Eight World Health Organization experts are going to Baghdad to investigate Iraqi claims that cancers and congenital deformities have increased since the Gulf War 10 years ago. WHO experts and Iraqi health officials hope to finalize the details of a proposed study during the next five days.

Since the Gulf War, Iraqi officials have been periodically furnishing anecdotal evidence that they say shows a rise in cancers, congenital malformations, and kidney diseases in the country.

The officials blame the increase in these diseases on the environmental damage done to the country by allied forces during the war. They focus particular attention on the allied weapons that used depleted uranium. The World Health Organization wants to see if there is any substance to these claims.

WHO spokesman Gregory Hartl says anecdotal evidence alone is not good enough. He says it is necessary to conduct an extensive scientific study to get to the truth. "First of all, what we need to do is determine whether or not there has actually been an increase in cancers, congenital malformations, and renal disease in this instance, for example," he said. "If that is the case, then we would start looking into possible causes of the increase in these diseases. Depleted uranium is perhaps just one possible cause of the number of possible causes - which could be environmental or nutrition linked, or have some other cause."
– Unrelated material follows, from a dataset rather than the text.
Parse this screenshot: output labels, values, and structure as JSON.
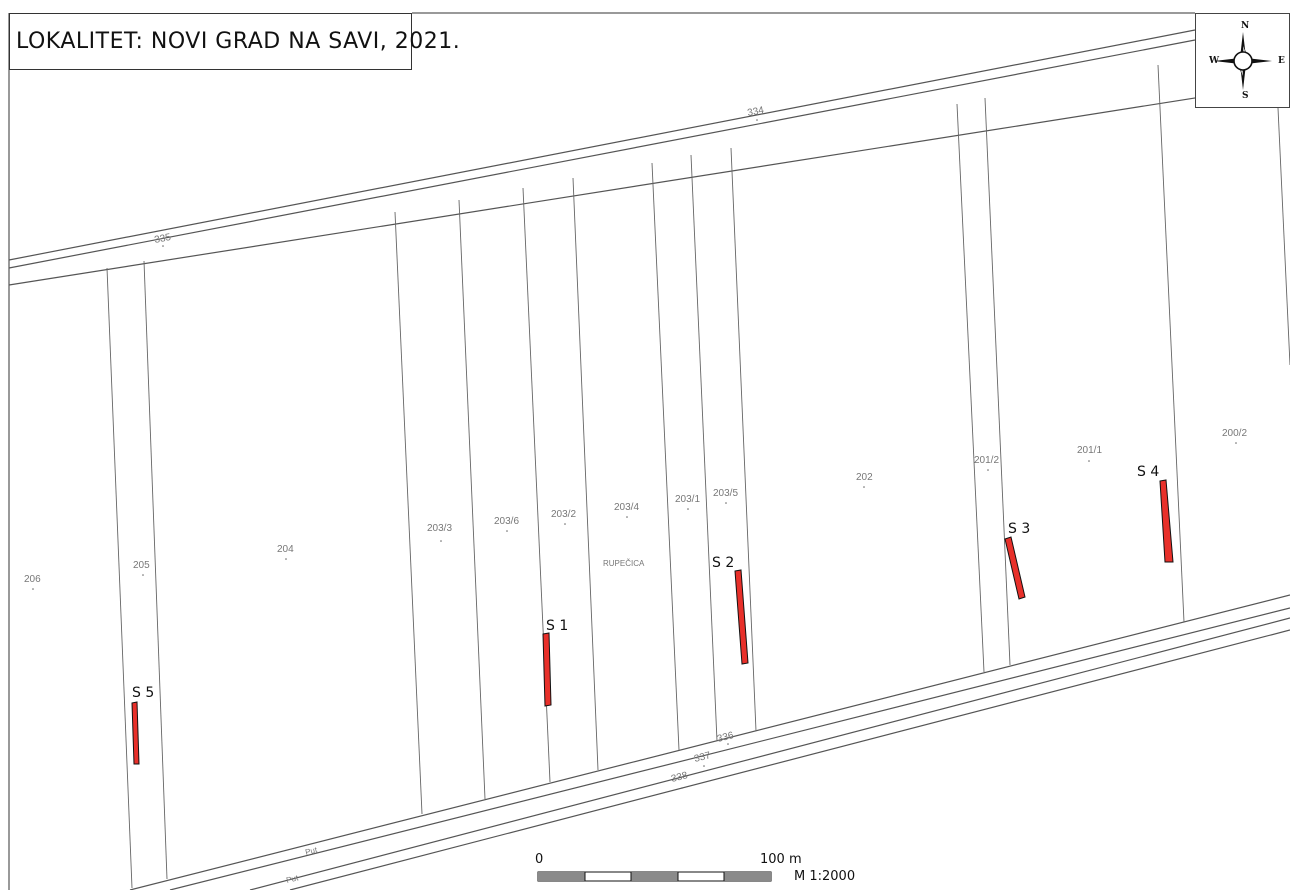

Mr. Hartl says WHO first has to set up a system that can accurately compare the present number of cancers and other diseases throughout Iraq with those that existed 10 years ago. He says if the data show a significant rise, then the scientists will look at the probable causes. But, before the study can begin, Mr. Hartl says WHO and the Iraqi government have to agree on certain guidelines for carrying out the work. "We need to ensure from the Iraqi government that the conditions are correct for allowing us to carry out the research in a scientifically sound manner," he said.

Mr. Hartl says the WHO experts must be able to get access to all the information they need. They also must be to go wherever they want and to talk with anyone who might be able to provide them with this information. Otherwise, he says, the study will have little value.